Chilling plant at GMC defunct, bodies often rot


AmritsarPosted at: Jun 20, 2017, 1:20 AM; last updated: Jun 20, 2017, 1:20 AM (IST)Negative publicity has ‘dulled enthusiasm of people’ to donate their bodies after death

The dead house at Government Medical College in Amritsar. Photo: Vishal Kumar

Manmeet Singh Gill

Tribune News Service

Amritsar, June 19

The defunct refrigeration chamber at the dead house of Government Medical College here has forced the authorities to shift the location of dead bodies’ preservation for education purposes of medical students.
The Department of Anatomy of the college is preserving at present bodies pledged by people and donated to the institute in one of the halls inside the department.
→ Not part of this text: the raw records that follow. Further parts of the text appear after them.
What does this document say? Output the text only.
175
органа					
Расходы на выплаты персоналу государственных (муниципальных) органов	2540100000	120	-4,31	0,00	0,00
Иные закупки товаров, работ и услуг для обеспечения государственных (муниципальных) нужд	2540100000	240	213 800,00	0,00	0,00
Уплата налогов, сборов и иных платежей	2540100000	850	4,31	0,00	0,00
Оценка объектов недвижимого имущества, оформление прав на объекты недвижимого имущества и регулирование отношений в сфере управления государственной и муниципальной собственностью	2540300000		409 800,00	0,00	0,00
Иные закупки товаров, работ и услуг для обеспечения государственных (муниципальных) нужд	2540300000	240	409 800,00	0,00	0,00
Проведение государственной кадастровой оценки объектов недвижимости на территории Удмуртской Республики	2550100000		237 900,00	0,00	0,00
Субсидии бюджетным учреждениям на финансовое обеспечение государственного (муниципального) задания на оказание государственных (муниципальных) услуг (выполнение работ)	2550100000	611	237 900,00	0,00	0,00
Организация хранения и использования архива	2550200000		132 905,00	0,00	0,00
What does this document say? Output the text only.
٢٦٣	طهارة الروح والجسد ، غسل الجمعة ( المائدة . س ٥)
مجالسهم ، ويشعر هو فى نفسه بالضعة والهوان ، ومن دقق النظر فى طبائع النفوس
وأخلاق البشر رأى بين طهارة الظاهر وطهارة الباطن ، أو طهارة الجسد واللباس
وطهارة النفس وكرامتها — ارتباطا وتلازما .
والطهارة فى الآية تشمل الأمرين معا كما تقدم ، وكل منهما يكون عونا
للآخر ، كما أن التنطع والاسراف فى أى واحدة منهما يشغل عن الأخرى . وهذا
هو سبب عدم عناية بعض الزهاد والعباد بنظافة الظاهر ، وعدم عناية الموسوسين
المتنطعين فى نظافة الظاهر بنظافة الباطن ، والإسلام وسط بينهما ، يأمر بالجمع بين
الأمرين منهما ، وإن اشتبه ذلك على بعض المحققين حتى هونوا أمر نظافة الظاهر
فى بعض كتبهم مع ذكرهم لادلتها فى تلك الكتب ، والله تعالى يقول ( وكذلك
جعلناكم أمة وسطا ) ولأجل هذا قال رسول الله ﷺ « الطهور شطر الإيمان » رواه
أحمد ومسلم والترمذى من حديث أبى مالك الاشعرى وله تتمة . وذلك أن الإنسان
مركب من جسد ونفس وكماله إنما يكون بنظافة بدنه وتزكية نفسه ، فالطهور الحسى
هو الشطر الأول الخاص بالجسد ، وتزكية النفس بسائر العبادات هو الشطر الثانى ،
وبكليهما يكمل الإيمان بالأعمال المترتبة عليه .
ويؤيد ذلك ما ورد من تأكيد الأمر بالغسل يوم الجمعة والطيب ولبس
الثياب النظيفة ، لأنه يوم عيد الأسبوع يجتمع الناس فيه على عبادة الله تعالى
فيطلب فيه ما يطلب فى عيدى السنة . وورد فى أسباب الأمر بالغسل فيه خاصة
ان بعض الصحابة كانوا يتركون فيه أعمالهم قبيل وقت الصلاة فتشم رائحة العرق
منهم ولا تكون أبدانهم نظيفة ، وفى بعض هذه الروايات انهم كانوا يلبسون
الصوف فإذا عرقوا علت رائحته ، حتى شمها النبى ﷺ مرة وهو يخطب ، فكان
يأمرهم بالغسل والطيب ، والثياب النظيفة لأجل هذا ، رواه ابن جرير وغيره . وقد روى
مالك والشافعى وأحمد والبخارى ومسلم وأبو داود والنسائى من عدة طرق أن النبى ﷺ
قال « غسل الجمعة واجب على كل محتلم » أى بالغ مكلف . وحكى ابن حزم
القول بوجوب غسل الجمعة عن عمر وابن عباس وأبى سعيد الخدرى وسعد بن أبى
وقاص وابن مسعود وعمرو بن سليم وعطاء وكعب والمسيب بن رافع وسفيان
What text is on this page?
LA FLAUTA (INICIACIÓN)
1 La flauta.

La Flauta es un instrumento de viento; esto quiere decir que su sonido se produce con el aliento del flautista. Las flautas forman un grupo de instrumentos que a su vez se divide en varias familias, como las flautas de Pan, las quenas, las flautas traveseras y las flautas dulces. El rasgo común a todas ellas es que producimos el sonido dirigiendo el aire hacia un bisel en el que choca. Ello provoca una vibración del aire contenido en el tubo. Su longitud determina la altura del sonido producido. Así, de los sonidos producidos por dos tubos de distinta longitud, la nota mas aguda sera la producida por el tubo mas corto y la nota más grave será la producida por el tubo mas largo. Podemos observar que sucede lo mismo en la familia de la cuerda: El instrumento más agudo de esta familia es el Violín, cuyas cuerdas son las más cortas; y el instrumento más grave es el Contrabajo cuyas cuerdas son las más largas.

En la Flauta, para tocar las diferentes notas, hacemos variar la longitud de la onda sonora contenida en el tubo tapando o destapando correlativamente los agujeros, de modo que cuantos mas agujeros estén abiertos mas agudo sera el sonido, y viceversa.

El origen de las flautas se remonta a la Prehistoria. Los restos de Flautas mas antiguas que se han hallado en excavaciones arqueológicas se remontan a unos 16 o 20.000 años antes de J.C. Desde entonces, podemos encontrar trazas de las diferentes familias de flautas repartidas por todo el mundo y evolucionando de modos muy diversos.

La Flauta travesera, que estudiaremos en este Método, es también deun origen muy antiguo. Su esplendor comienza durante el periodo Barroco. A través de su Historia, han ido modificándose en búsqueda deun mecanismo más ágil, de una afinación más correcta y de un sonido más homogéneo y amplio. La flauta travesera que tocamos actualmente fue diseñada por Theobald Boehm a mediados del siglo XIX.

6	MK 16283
Chemical-filled tubs are being used to preserve the bodies.
The cooling plant of the college is lying defunct since the past three years. Though a grant of Rs 22 lakh has been issued for setting up two automated refrigeration chambers, the project could not see the light of the day due to the dilapidated condition of the building, said sources at the college.
The dead house at present is being used to house bodies of patients who die while being admitted to the college. Slabs of ice are used to preserve the bodies till the next morning when these are released after postmortem.
However, in the absence of proper refrigeration, the inside and the outside of the dead house is filled with the smell of rotten flesh. The defunct refrigeration room and the negative publicity caused by it has dulled the enthusiasm of the people and their families, who wish to donate their bodies after their death, admitted a senior official.
The college at present is using around 25-30 bodies for medical education purposes, mainly for dissection by the students.
Officials at the college stated that the building of the dead house falls under the jurisdiction of the Public Works Department and no process had been initiated by it for the installation of the refrigeration plants, resulting in delays.
The head, Department of Anatomy, Dr Ravi Kant, said, “We are no more associated with the dead house, as we have shifted the preservation tubs to the hall inside the department.” He added that there was a wide misconception that bodies could not be preserved without refrigeration. “We have specimens preserved for the past 55 years. There is no difference except that we have to change chemicals after a few months,” he said.
The Medical Superintendent, Dr Ram Sarup Sharma, said the matter was in the knowledge of senior department officials. “The matter concerns various departments and as such it has been delayed,” he said, adding that they would again take up the matter with the senior officials.